Elire une députée au perchoir de l'Assemblée pour la seule raison qu'elle aurait été une femme n'avait pas de sens. Mais dans une formation politique forte d'une parité exemplaire (48%) sur les bancs du palais Bourbon, il n'aurait pas dû être si compliqué de trouver quelques talents féminins pour assumer, avec assurance et fermeté, la présidence de l'Assemblée.

C'est aux actes que l'on peut juger de la pertinence d'une communication politique. Force est de constater que le mouvement d'Emmanuel Macron a perdu, hier, une belle occasion de renouveler la pratique politicienne dans les faits plus que dans la posture. Faut-il déjà en déduire que cette "révolution", si chère au candidat, tient du seul marketing politique ? Un mois pour juger, c'est un peu court, aussi c'est "en marchant" que nous irons lentement à cette conclusion, en espérant un sursaut de sa part.

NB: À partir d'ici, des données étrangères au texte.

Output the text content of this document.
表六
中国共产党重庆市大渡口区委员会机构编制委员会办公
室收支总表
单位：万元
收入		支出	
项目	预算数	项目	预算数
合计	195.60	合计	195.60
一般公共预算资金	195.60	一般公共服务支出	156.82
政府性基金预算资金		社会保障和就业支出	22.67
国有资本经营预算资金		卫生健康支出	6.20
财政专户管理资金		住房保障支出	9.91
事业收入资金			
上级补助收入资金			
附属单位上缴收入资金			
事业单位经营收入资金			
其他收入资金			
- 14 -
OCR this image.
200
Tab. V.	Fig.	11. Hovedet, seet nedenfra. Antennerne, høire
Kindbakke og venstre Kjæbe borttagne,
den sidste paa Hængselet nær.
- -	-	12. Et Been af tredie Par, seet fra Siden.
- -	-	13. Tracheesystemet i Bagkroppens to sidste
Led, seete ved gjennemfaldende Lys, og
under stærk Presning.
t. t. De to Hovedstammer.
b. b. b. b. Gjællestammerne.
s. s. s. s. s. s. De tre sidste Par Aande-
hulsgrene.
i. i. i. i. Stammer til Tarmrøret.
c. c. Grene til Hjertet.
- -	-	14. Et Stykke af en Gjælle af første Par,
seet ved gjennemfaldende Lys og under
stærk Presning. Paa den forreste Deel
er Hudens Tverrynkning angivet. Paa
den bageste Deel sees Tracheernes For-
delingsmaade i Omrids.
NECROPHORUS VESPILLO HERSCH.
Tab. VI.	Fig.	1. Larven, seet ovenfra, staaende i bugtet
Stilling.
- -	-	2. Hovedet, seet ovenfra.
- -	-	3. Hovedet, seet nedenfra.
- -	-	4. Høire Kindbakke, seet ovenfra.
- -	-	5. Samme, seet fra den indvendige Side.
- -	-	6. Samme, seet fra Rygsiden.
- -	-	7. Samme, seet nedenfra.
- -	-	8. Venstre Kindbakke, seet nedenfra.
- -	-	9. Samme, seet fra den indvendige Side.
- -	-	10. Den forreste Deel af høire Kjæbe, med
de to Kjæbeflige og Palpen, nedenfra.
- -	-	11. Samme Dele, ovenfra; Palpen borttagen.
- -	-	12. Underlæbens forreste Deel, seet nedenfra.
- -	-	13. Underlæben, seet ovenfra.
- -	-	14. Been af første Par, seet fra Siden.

Preuve a été faite hier que le procès médiatique de non-renouvellement visant les "vieux" partis, lestés par leur histoire machiste et leurs têtes d'affiche indéboulonables, était sinon injuste, du moins à relativiser, puisqu'un parti "neuf", sans cadre ou courant à satisfaire, n'est pas en mesure de bousculer codes et privilèges.

Qu'une telle occasion ait été perdue, dont acte. Mais que cette élection ait permis à l'ambitieux M. de Rugy d'atteindre son Nirvana parlementaire - en attendant son rêve jupitérien - voilà qui ne redore en rien ni l'institution qu'il va désormais incarner, ni la politique, au sens le plus noble du terme.

Qu'un homme politique doive ses mandats électifs à des jeux d'appareil plus qu'à sa personnalité, le cas n'est pas nouveau. S'il en est déjà à son troisième mandat législatif, ce n'est pas à la fibre écologiste des électeurs de Loire Atlantique qu'il le doit, mais bien à l'alliance du PS avec son allié écologiste (2007, 2012), puis à cette investiture REM obtenue au prix d'un reniement moral d'une belle exemplarité.

Car, faut-il le rappeler, M. de Rugy fut candidat à la primaire de la Belle Alliance Populaire ; il a signé un engagement à soutenir le vainqueur de ladite primaire, et face aux caméras, il a maintes fois renouvelé cette position, quand bien même les journalistes mettaient en relief les profondes divergences du programme des uns et des autres. Quel crédit de moralité peut-on accorder à un personnage politique qui renie parole et signature au lendemain même de sa défaite ? La réponse est aussi simple que brutale : aucun. Que n'aurait-on dit si cela avait été Valls ! Or Valls et Rugy, même exemplarité dans le reniement de la parole donnée, de l'engagement signé. 

Avec MM. Ferrand et de Rugy comme têtes d'affiche REM à l'Assemblée nationale, Emmanuel Macron vient de rater son test d'exemplarité vertueuse. En 2012 il faisait partie intégrante d'une équipe victorieuse qui prônait "le changement maintenant" : on a suffisamment payé pour constater ce qu'il en a été. Il est donc vraisemblable que la "révolution" annoncée et promise n'ait rien d'un rêve et d'une évolution, dans le bon sens pour la France du moins.